Lets take a look at the distribution of height and weight and how that fits in with the ranking. Also, I will plot my brother on the plots to see how he stacks up.

In [9]:

fig, ax = plt.subplots(3,1)
fig.set_size_inches(8.5, 11)

fig.suptitle('2015 ESPN Top 100 High School Offensive tackles',
             fontsize=16, fontweight='bold')

ax[0].hist(data.height_inches, bins = range(73,83), align='left')
ax[0].set_xlabel('Height')
ax[0].set_ylabel('Number of Players')
ax[0].annotate('Average Height: {}'.format(data.height_inches.mean()), 
             xy=(.5, .5), xytext=(.70, .7),  
             xycoords='axes fraction', textcoords='axes fraction')
ax[0].plot([75, 75], [0,40])
ax[0].set_xlim([72,82])
ax[0].set_xticks(range(73,83))
ax[0].annotate('My Brother', xy=(75, 20), xytext=(73, 25))

ax[1].hist(data.weight)
ax[1].set_xlabel('Weight in Pounds')
ax[1].set_ylabel('Number of Players')
ax[1].annotate('Average Weight: {}'.format(data.weight.mean()), 
             xy=(.5, .5), xytext=(.70, .7),  
             xycoords='axes fraction', textcoords='axes fraction')
ax[1].plot([280, 280], [0,30])
ax[1].annotate('My Brother', xy=(250, 15), xytext=(236, 20))

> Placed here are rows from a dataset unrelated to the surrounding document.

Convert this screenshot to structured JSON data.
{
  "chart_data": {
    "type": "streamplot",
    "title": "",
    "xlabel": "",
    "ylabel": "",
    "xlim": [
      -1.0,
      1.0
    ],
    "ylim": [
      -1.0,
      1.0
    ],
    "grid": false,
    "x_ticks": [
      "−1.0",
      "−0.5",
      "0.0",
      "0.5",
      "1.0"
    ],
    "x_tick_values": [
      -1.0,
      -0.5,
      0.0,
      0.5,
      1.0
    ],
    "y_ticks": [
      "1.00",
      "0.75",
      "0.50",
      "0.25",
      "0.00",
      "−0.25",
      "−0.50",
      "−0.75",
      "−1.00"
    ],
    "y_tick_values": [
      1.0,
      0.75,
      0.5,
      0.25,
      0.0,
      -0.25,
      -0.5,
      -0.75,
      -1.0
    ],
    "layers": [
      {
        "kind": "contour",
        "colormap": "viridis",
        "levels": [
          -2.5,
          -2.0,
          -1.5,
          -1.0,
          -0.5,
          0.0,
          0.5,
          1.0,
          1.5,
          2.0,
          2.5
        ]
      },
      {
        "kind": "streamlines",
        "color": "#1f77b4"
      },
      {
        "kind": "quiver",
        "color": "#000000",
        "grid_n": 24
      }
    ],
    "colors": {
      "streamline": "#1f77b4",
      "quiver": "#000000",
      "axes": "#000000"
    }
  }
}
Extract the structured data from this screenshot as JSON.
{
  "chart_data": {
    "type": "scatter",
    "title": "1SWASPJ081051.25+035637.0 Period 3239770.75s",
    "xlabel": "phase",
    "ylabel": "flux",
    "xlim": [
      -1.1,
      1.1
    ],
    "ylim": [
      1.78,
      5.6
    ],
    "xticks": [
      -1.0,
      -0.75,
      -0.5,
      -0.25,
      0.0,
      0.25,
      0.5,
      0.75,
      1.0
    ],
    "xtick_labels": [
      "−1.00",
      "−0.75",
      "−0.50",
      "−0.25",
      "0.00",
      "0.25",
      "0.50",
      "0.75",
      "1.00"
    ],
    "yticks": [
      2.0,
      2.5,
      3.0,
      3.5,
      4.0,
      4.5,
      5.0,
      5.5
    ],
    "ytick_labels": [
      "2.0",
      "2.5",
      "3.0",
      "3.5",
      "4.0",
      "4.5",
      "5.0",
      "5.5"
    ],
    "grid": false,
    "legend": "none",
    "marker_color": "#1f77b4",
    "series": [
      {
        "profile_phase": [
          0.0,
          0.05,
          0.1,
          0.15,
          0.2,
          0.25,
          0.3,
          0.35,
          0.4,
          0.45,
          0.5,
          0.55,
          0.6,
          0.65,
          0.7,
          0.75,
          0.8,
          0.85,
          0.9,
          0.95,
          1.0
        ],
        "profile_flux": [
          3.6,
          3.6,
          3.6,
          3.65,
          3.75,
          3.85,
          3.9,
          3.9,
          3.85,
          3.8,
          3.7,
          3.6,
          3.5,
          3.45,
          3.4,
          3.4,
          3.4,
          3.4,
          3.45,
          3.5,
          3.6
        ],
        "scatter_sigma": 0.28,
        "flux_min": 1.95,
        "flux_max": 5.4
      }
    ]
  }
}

ax[2].scatter(data.height_inches, data.weight, s=data.grade_meanzero*15, alpha=.6)
ax[2].set_title('Bigger Circle Means Better Rank')
ax[2].set_xlabel('Height in Inches')
ax[2].set_ylabel('Weight in Pounds')
ax[2].set_xlim([72,82])
ax[2].set_xticks(range(73,83))
ax[2].scatter([75],[280], alpha=1, s=50, c=sns.color_palette("Set2", 2)[1])
ax[2].annotate('My Brother', xy=(75, 280), xytext=(73.5, 255))

fig.tight_layout()
plt.subplots_adjust(top=0.92)
sns.despine()
plt.savefig('Top100_OT.png')

Analysis¶

It looks like the sweet spot for height is between 76 and 78 inches. And it looks like taller players are getting a better rank; at least up to 78 inches. This makes some sense because you probably don't expect your players to grow much taller; you can more easily affect their weight gain if needed.

This is a very simple and somewhat silly example of data analysis, but I like it. Using data I was able to gain a better understanding of an area in which I previously had no experience. Also, I was able to give my brother some sound advice that is grounded in data - grow taller!